Glad to see everyone’s doing well. 🙂
September 26, 2013 at 11:16 am
Angela, that’s so interesting that you’ve seen chimps with different colored eyes! As you know most chimps have brown irises and no white sclera (instead it is black). Unfortunately I am not an expert in this area, but my best guess would be that over the course of evolution, humans migrated from areas where there was a lot of sun and thus some populations lost pigment in their skin and eyes. Brown eye color is genetically dominant in humans, so the majority of humans do have brown eyes. It’s possible that since chimps live and have lived in equatorial Africa for millions of years, they simply have not been in an environment where they could spare to lose any pigment in their skin and/or eyes. However, like I said, I’m not an expert in genetics or evolution – it’s just my best guess!
This article summarizes a study that proposes the “reason” for white sclera and colorful irises in humans is because we depend more on eye movement alone for communication and cooperation than other great apes.

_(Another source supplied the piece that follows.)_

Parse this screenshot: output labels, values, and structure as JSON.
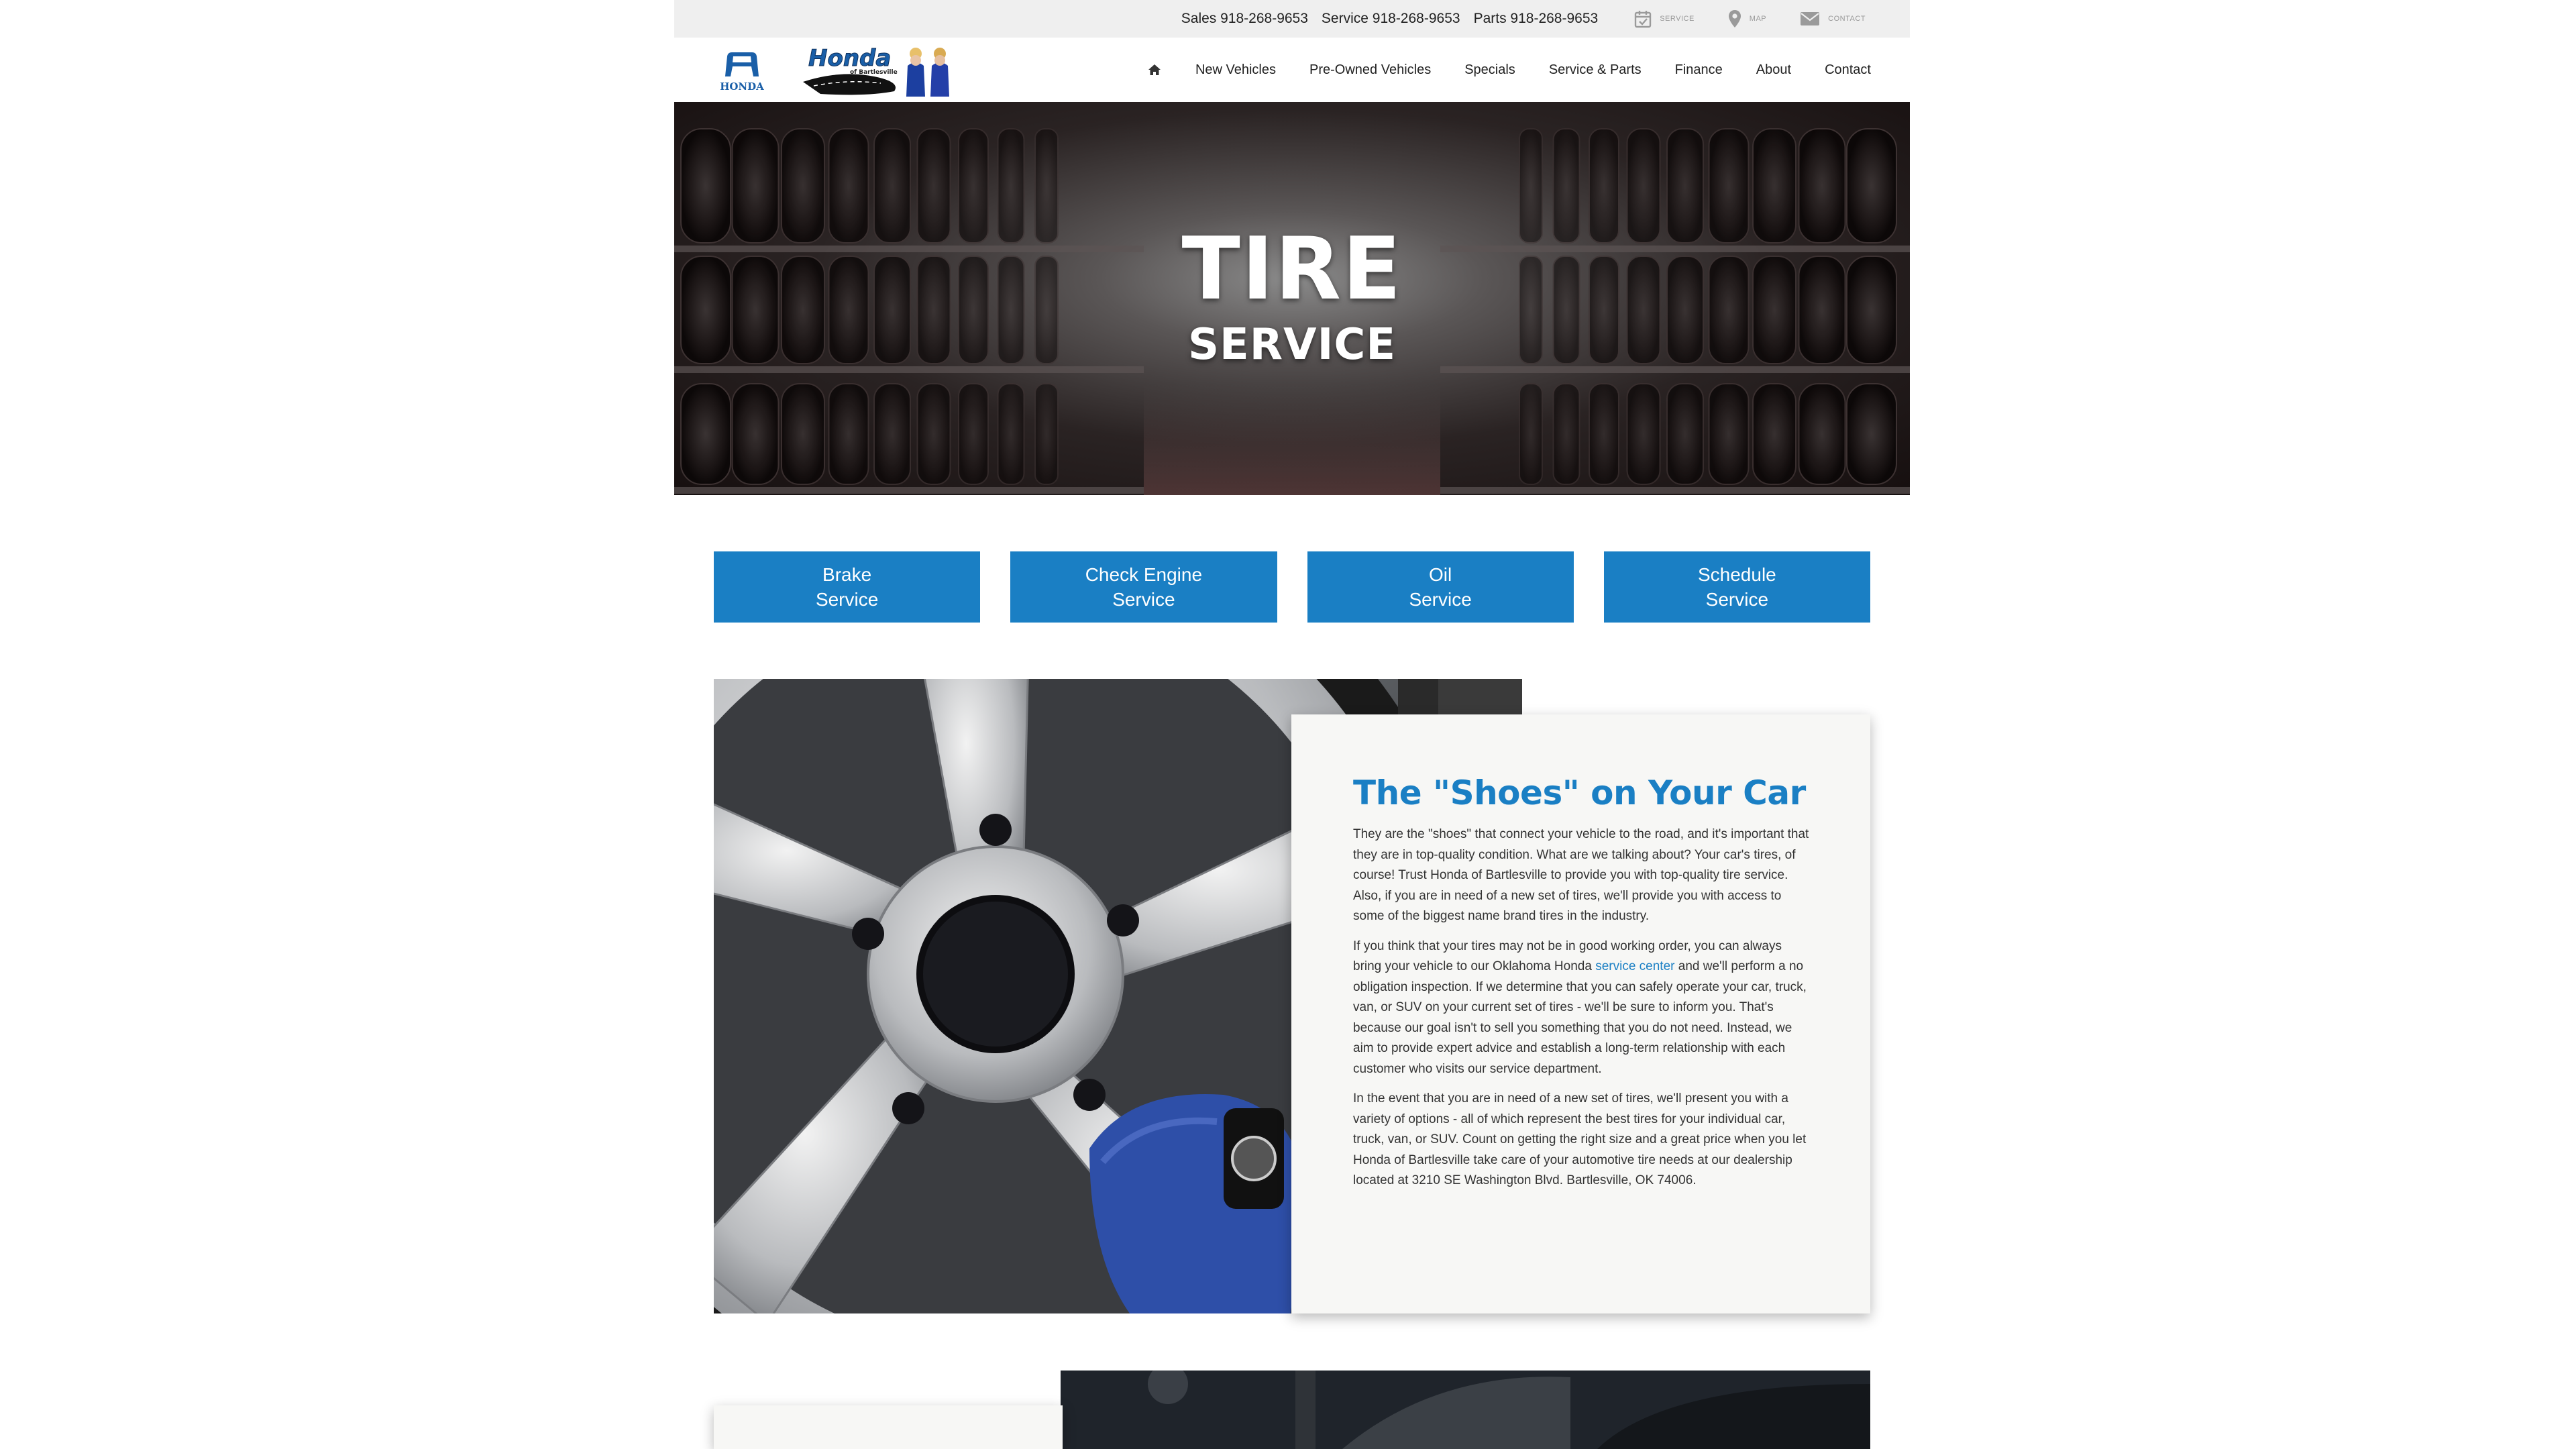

I’m hesitant to completely support this hypothesis, mostly because I’m afraid it may mislead people to believe that chimps are not cooperative or do not have complex communication. In reality, they are very social critters and thus rely a lot on cooperation and communication between individuals. I haven’t read the actual study yet to see if there were any confounding variables (such as the atypical environment that the chimps are in — most of these cognitive studies look at chimps in a cage versus humans in their comfortable home environment, which to me could completely bias the results!) but it is an interesting hypothesis nonetheless.
September 27, 2013 at 9:07 am
If the eyes are truly windows into the soul, then we are looking into some of the most beautiful, ancient souls on earth….
September 30, 2013 at 12:09 pm
One of the 4% difference in our DNA.